Yani demem o ki, sırf birileri dinlesin diye kısa kısa bölümler, hap bilgiler falan yapmak istemiyorum ben. Bazı bölümler uzun oluyor. Araştırma sürecini, metnin hazırlanmasını falan geçtim. Sadece kaydedip düzenlemem 4-5 saat sürebiliyor. Bazıları da nispeten kısa oluyor. Peki ben hasta mıyım? Niye böyle bir eziyet yapayım kendime? Ben bu konu ile ilgili bu noktaların bilinmesi gerektiğine inanmışım ki, bunun adına Gerekli Detay diyerek ortaya koymuşum. Kimi insan sesimi beğenmez, kimi üslubumu beğenmez, kimisi konuyu beğenmez, kimisi süreyi beğenmez. Olabilir. Geribildirimlere de her zaman açığım. Ancak konu, “Abi günümüz dünyası böyle işte artık 45 saniye, sen bölümleri kısalt”a gelirse orada yokum. Bu benim için geribildirim değil. Ben zaten bu zihniyete tepki olarak Gerekli Detay’ı yapıyorum. Bilmem anlatabildim mi.
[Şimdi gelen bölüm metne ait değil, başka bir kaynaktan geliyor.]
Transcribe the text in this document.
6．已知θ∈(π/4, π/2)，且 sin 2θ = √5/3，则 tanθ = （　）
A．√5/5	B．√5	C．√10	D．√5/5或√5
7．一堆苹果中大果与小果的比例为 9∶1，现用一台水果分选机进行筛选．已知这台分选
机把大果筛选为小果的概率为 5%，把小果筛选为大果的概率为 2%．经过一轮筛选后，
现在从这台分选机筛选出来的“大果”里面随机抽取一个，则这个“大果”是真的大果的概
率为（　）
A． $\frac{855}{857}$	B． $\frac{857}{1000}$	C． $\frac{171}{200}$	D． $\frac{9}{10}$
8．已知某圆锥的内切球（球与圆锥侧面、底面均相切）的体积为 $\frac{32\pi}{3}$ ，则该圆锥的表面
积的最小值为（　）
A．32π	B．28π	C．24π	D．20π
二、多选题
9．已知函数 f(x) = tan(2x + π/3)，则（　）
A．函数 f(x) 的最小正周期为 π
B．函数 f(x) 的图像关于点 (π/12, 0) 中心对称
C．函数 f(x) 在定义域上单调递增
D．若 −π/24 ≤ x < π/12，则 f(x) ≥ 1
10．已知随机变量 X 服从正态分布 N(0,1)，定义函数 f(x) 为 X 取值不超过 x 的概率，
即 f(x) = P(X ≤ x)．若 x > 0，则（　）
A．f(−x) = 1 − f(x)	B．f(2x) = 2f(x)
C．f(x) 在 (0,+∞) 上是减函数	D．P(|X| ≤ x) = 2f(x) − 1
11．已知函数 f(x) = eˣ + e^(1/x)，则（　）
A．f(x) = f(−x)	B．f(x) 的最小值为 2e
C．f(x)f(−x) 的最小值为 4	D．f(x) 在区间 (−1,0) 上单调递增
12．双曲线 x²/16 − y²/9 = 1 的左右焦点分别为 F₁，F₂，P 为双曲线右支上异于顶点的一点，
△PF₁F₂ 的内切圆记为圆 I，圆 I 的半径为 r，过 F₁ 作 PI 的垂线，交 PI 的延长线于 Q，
Neyse neticede; 5 dakikalık bölüm de var, 40 dakikalık bölüm de var. Birinde konu kısadır, öbüründe uzundur. Yapacak bir şey yok. Zaten nispeten az ilgi duyulan konulara değiniyoruz. Hani ne bileyim, şu filmi izledin mi? E herhalde izledim. Peki onun şu sahnesinde şöyle bir şey var biliyor muydun? Yoo bilmiyordum, bana ne. E normal. Bana ne diyen bir yandan da haklı. İlgi meselesi bu. Benim ilgimi çekiyor. Derliyorum. Sizlerin ilgisini çekiyor, dinliyorsunuz. Durum bu kadar basit aslında.

Gerekli Detay benim işim değil. Hobim. Burada kimseye saygısızlık yapmamak için elimden geleni yapıyorum. Küfür kıyamet konuştuğumuz bölümleri dahi özellikle işaretliyorum. Bölüm başında uyarılarımı yapıyorum falan. Efendi efendi konuşuyoruz ve dağılıyoruz. Bu kadar. Dolayısıyla, dinleyen kişiler benim için çok kıymetli. Mesaj atıyorsunuz, paylaşıyorsunuz, katkı veriyorsunuz. Bunlar çok güzel şeyler. Beni aşırı mutlu ediyor, emin olun. Sizlerin sayesinde benim anlatacak yeni hikayelerim oluyor. Ama tutup da ne bileyim, sırf yeni dünya buraya evriliyor diye bölümleri kasten kısaltmak, olayları basitleştirmek falan… Yok, içime sinmiyor bu.

He illa öyle mi olacak? Tamam. Alın size bölüm. Konumuz Fight Club. Gerekli Detay’lardan ilki de, dövüş kulübünden söz edemezsiniz. Bölüm bitti. Nasıl? Şaka. Al, kısa bölüm şakası.

Tekrar tekrar söylüyorum. İyi ki varsınız, iyi ki dinliyorsunuz. Umarım gelecek bölümleri de beğenirsiniz. Her türlü katkınıza her zaman açığım. Kendinize çok çok dikkat edin. Gelecek hafta cuma günü saat 19:28’de, Sezon 1’in ilk bölümünde görüşmek üzere. Kendinize dikkat edin.